Ich bin mit Rene Brosig dennoch einer Meinung, dass wahrhaft gerechte Verteilung nach Leistung nicht geht, weil wir die arbeitsscheuen Linksaktivisten nicht verhungern lassen können – aber weitergehende Forderungen sind wirklich nicht gut begründet. Selbst wenn die SPD sie ins Parteiprogramm aufnimmt, um von ihrem Ausverkauf durch TTIP abzulenken.

mno

So ist das. Alles hängt irgendwie mit allem zusammen, es darf gern sozial bequem wie das Alcantaraleder unter mir sein. So geht es dahin mit den anderen, die alle das schöne Wetter geniessen. Aber letztlich bin ich dann doch recht froh, als ich meinen Drittwohnsitz Mantua erreiche – reichlich spät, um mich von der Mille Miglia drüben in Brescia noch zu verabschieden.

mnr

Statt dessen gehe ich in den Palazzo Ducale und schaue die herrlich arroganten Höflinge der Gonzaga auf den Fresken von Andrea Mantegna an.
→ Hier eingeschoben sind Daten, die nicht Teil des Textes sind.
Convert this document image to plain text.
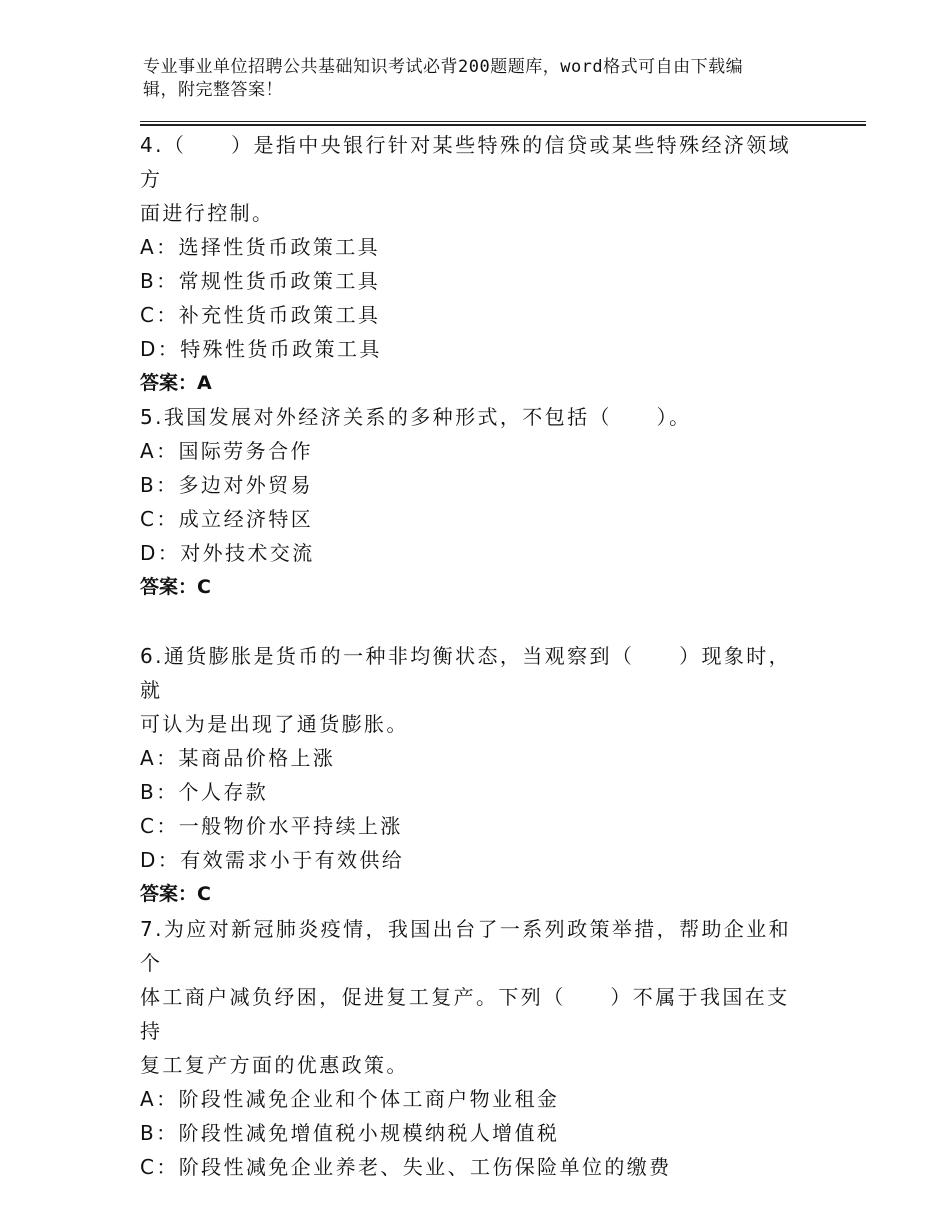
专业事业单位招聘公共基础知识考试必背200题题库，word格式可自由下载编
辑，附完整答案！

4.（　　）是指中央银行针对某些特殊的信贷或某些特殊经济领域方

面进行控制。

A：选择性货币政策工具

B：常规性货币政策工具

C：补充性货币政策工具

D：特殊性货币政策工具

答案：A

5.我国发展对外经济关系的多种形式，不包括（　　）。

A：国际劳务合作

B：多边对外贸易

C：成立经济特区

D：对外技术交流

答案：C

6.通货膨胀是货币的一种非均衡状态，当观察到（　　）现象时，就

可认为是出现了通货膨胀。

A：某商品价格上涨

B：个人存款

C：一般物价水平持续上涨

D：有效需求小于有效供给

答案：C

7.为应对新冠肺炎疫情，我国出台了一系列政策举措，帮助企业和个

体工商户减负纾困，促进复工复产。下列（　　）不属于我国在支持

复工复产方面的优惠政策。

A：阶段性减免企业和个体工商户物业租金

B：阶段性减免增值税小规模纳税人增值税

C：阶段性减免企业养老、失业、工伤保险单位的缴费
Solange, bis sie abgeschlagen werden, weil das kulturferne Plebs in den Gazetten gleiche NVA-graue Wände für Alle verlangt, die Stoffverschwendung durch gerafften Goldbrokat verurteilt, die Frauenquote nicht erfüllt sieht –

moq

und am Ende bemerkt, dass Andrea Mantegna gar keine Frau war, wie es die feministische Kunstgeschichte in Nordrhein-Westfalens Hochschulen lange geglaubt hat.